Le troisième single, « Inquiétant » est de nouveau produit par Sarbacane. Il convient également d’évoquer Leelimice, qui, prête main-forte sur ce morceau à l’aide d’un synthé. Le titre fait office d’étoile filante, il a une bonne musicalité, mais reste moins marquant que d’autres titres.

"Allez viens sur mon dos
Si tu veux voir le monde en grand
On prend personne de haut
Quand on est d’jà un monument
"

« Monuments », c’est le quatrième et dernier single de l’album. Ce qui est déjà une énorme exposition pour un tel projet. On retrouve Sarbacane à la production, Leelimice au synthé et à la basse. Ce qui constitue à mon sens la meilleure production de cet ovni. L’acapella en ouverture de Dooz Kawa sur l’ensorcelant synthé, suivi des variations de beats, les autres couplets… c’est astronomique. Le titre se suffit à lui-même, évidemment que ce sont des monuments dans le paysage du rap français, quoi de plus logique que de se comparer à certains d’entre eux ?

Ils ont pour but de marquer un événement, l’histoire, une civilisation, un lieu, une frontière, de rendre un hommage… Fièrement, ils résistent à l’épreuve du temps, c’est ce que font ces artistes et cet album. Je ne sais pas si on peut déjà parler de classique, mais d’indispensable, oui.

 

Poésie, philosophie, rythme... aucune limite

Sans surprise, il n’y aucun featuring. Pourquoi faire ? Avec un tel quatuor, la concurrence ne ferait que chuter le niveau. La force de ce collectif, et qu’ils ont su créer des liens à travers leurs différents univers. Swift Guad possède une voix reconnaissable de tous, un style hardcore et des punchlines tranchantes. Rien qu’à voir son nom sur une liste, on est conquis. Davodka est souvent cité dans la rubrique des rappeurs les plus rapides de France. Au-delà de ses similitudes avec Hugo Boss (Ex. Hugo TSR), il incarne le prototype du rappeur sans défaut. Une capacité à toucher aux thèmes les plus sensibles ; rappeur et beatmaker, des jeux de mots et des double-sens à foison…

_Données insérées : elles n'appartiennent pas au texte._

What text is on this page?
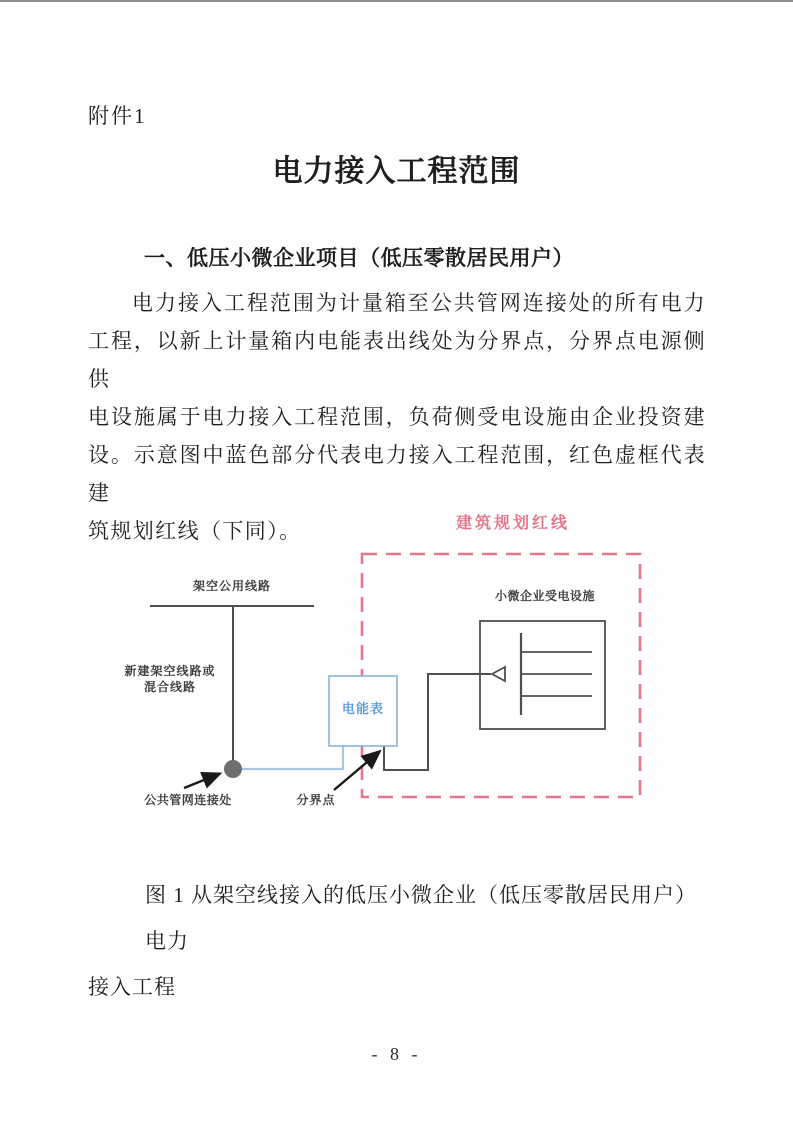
附件1
电力接入工程范围
一、低压小微企业项目（低压零散居民用户）
电力接入工程范围为计量箱至公共管网连接处的所有电力
工程，以新上计量箱内电能表出线处为分界点，分界点电源侧供
电设施属于电力接入工程范围，负荷侧受电设施由企业投资建
设。示意图中蓝色部分代表电力接入工程范围，红色虚框代表建
筑规划红线（下同）。	建筑规划红线
架空公用线路
新建架空线路或
混合线路
小微企业受电设施
电能表
公共管网连接处	分界点
图 1 从架空线接入的低压小微企业（低压零散居民用户）电力
接入工程
- 8 -
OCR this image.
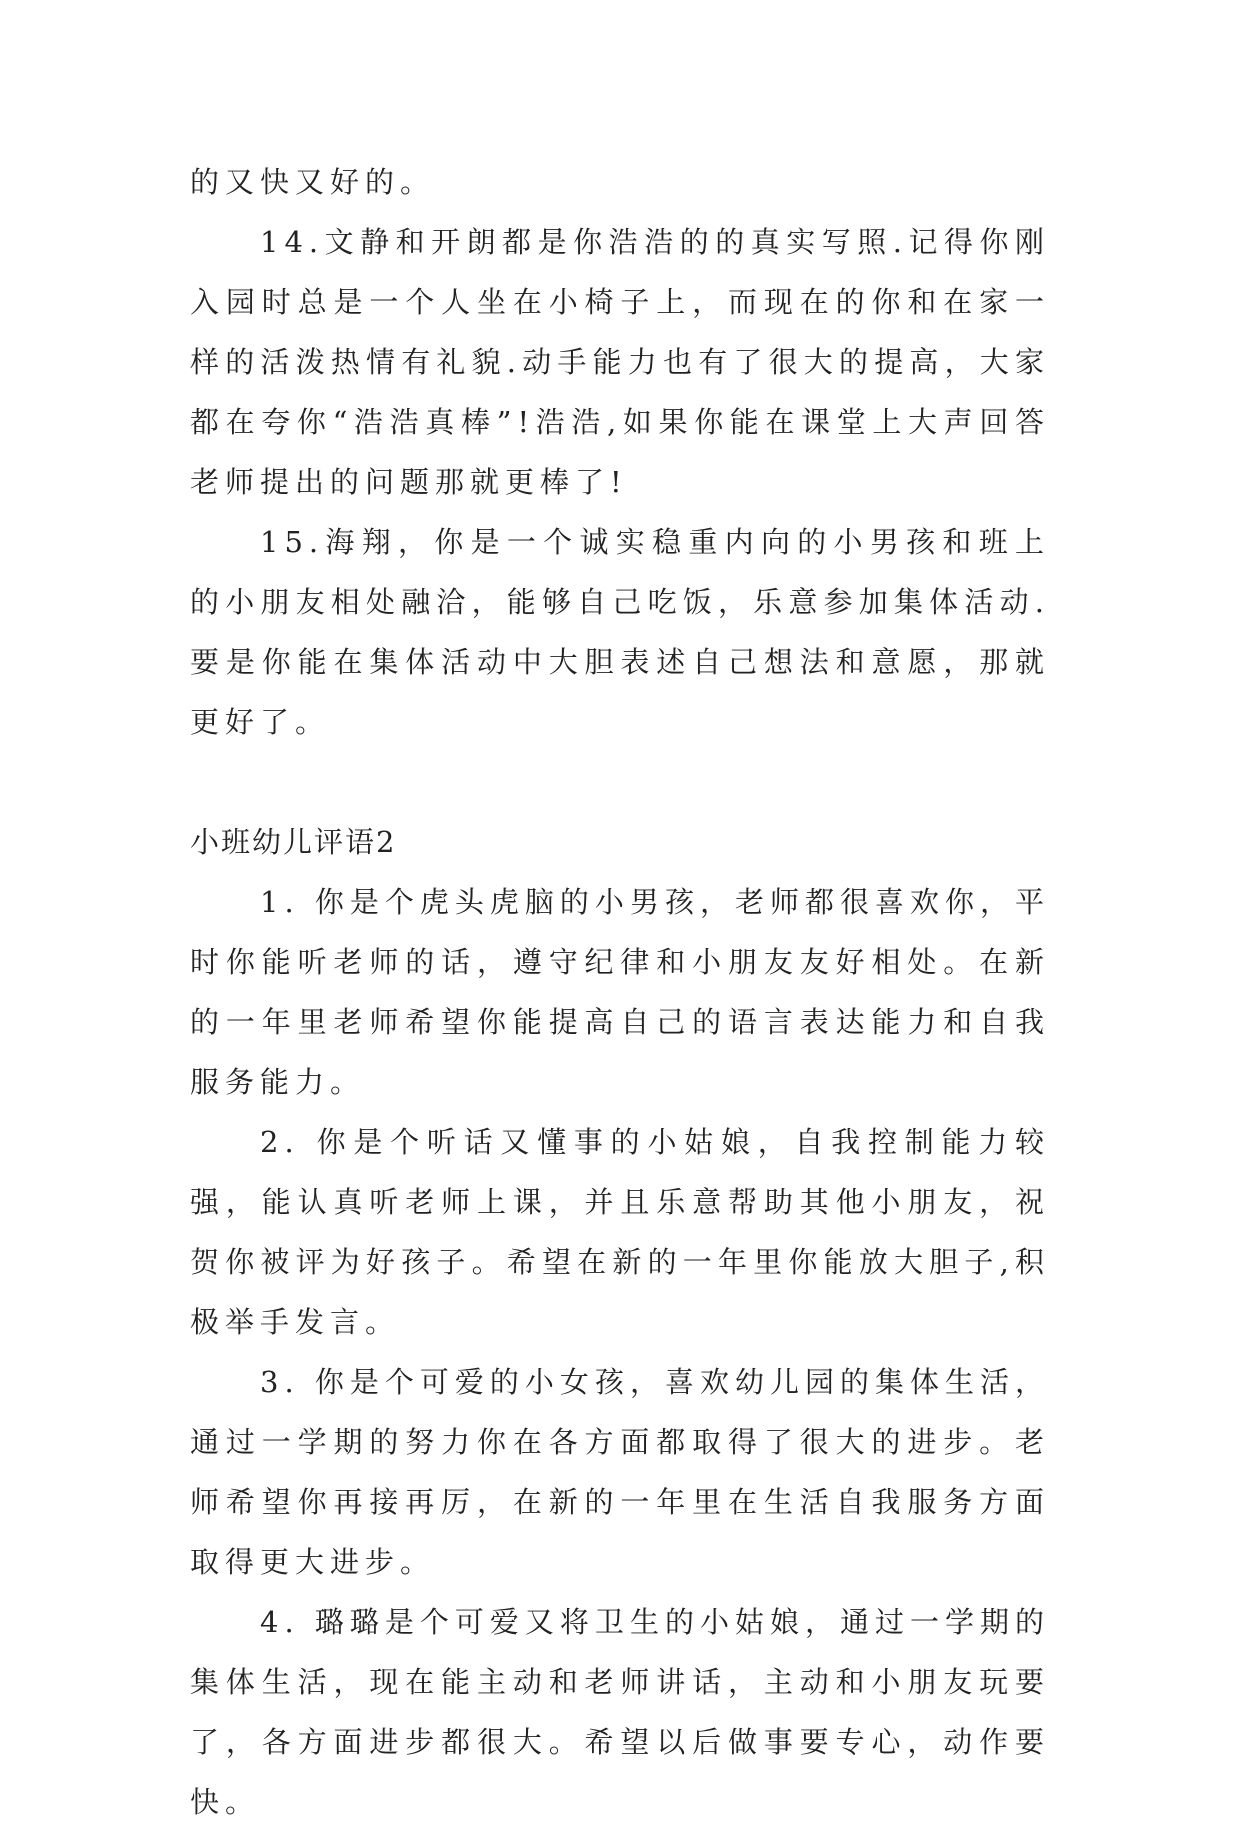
的又快又好的。

14.文静和开朗都是你浩浩的的真实写照.记得你刚入园时总是一个人坐在小椅子上，而现在的你和在家一样的活泼热情有礼貌.动手能力也有了很大的提高，大家都在夸你“浩浩真棒”!浩浩,如果你能在课堂上大声回答老师提出的问题那就更棒了!

15.海翔，你是一个诚实稳重内向的小男孩和班上的小朋友相处融洽，能够自己吃饭，乐意参加集体活动.要是你能在集体活动中大胆表述自己想法和意愿，那就更好了。

小班幼儿评语2

1. 你是个虎头虎脑的小男孩，老师都很喜欢你，平时你能听老师的话，遵守纪律和小朋友友好相处。在新的一年里老师希望你能提高自己的语言表达能力和自我服务能力。

2. 你是个听话又懂事的小姑娘，自我控制能力较强，能认真听老师上课，并且乐意帮助其他小朋友，祝贺你被评为好孩子。希望在新的一年里你能放大胆子,积极举手发言。

3. 你是个可爱的小女孩，喜欢幼儿园的集体生活，通过一学期的努力你在各方面都取得了很大的进步。老师希望你再接再厉，在新的一年里在生活自我服务方面取得更大进步。

4. 璐璐是个可爱又将卫生的小姑娘，通过一学期的集体生活，现在能主动和老师讲话，主动和小朋友玩要了，各方面进步都很大。希望以后做事要专心，动作要快。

Dooz Kawa, lui mise énormément sur l’écriture, nous obligeant souvent à revenir en arrière pour bien capter le sens. Plus éclectique, plus discret, il se fait une place de choix dans ce collectif. Le caméléon du groupe. Quant à Euphonik, j’étais assez étonné mais tellement heureux de le voir ici. En effet, il est un peu en deçà des autres pour moi, dans le sens où il demeure plus abstrait, plus poétique et mystérieux. Le choix de ses mots diffère totalement du ton de sa voix, par moment, c’est l’une de ses forces. Je ne sais pas comment, lui vient son inspiration, mais au-dessus, c’est le soleil.

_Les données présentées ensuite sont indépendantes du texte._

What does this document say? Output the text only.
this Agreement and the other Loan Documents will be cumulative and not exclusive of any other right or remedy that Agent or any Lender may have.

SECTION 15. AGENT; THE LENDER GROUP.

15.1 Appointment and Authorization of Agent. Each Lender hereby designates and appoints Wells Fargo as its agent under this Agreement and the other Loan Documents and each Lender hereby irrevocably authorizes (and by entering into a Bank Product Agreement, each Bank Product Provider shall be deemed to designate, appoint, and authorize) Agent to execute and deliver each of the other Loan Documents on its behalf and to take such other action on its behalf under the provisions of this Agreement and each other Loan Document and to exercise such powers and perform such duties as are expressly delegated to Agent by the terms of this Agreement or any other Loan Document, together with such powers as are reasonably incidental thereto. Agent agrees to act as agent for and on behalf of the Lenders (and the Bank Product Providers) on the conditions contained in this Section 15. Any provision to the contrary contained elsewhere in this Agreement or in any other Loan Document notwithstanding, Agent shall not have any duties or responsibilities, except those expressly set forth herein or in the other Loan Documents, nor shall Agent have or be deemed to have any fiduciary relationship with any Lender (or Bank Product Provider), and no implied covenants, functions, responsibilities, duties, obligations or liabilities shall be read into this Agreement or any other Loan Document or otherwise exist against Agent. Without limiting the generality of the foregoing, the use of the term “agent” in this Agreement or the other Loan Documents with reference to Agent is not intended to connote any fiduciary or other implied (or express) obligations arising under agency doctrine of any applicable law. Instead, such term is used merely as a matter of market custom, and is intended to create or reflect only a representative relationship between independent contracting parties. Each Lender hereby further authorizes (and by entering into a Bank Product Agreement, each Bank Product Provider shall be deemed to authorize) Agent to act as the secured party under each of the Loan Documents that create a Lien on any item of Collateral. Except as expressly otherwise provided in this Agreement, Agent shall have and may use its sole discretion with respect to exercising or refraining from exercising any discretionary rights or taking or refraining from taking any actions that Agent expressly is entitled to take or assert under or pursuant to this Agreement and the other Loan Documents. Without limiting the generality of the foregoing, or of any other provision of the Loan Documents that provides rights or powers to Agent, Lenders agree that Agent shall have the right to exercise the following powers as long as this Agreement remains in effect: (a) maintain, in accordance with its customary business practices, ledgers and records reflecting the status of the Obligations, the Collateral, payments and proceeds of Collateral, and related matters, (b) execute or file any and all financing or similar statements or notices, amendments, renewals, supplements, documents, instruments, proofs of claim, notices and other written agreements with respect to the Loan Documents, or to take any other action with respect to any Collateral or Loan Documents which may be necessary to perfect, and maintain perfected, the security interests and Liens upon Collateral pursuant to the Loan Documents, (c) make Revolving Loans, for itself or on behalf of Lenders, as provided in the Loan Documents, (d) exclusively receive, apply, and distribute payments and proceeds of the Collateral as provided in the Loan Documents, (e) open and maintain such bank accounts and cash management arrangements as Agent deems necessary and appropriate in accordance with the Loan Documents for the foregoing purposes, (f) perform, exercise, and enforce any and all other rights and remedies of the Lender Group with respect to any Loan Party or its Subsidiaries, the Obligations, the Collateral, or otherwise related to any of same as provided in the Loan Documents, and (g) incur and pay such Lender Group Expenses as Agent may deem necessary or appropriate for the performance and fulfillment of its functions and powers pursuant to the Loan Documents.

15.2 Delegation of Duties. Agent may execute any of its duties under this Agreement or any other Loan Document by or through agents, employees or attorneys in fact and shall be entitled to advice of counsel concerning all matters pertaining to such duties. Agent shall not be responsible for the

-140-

On retrouve un morceau en solo « À Ceux Qui Brûlent » par DK. Également des duos comme sur l’excellente « Roulette Russe » de Swift Guad & Dooz Kawa. Sarbacane a encore fait le taf. La même équipe se retrouve également sur « Ex ». Le refrain de Swift, m’a de suite fait penser à « X » de Xzibit, sorti en 2000 sur le classique « Restless ». DK parle beaucoup de femmes à travers ce projet, pas étonnant qu’il pose les deux couplets de ce titre. Il y a des punchlines vraiment marquantes d’ailleurs :

"Ce qui parfois pourrait gêner, parce que c'est l'terme qui définit
La mort d'un être qui est vivant, un peu comme un deuil infini
"

"Ex, c'est le nom générique qu'on donne de manière négligeable
A nos plus intimes cicatrices
"

"Car l'ex n'a aucune qualité, c'est une grenouille pour l'expérience
On oublie qui on a été, dans l'groupe on joue l'expert immense"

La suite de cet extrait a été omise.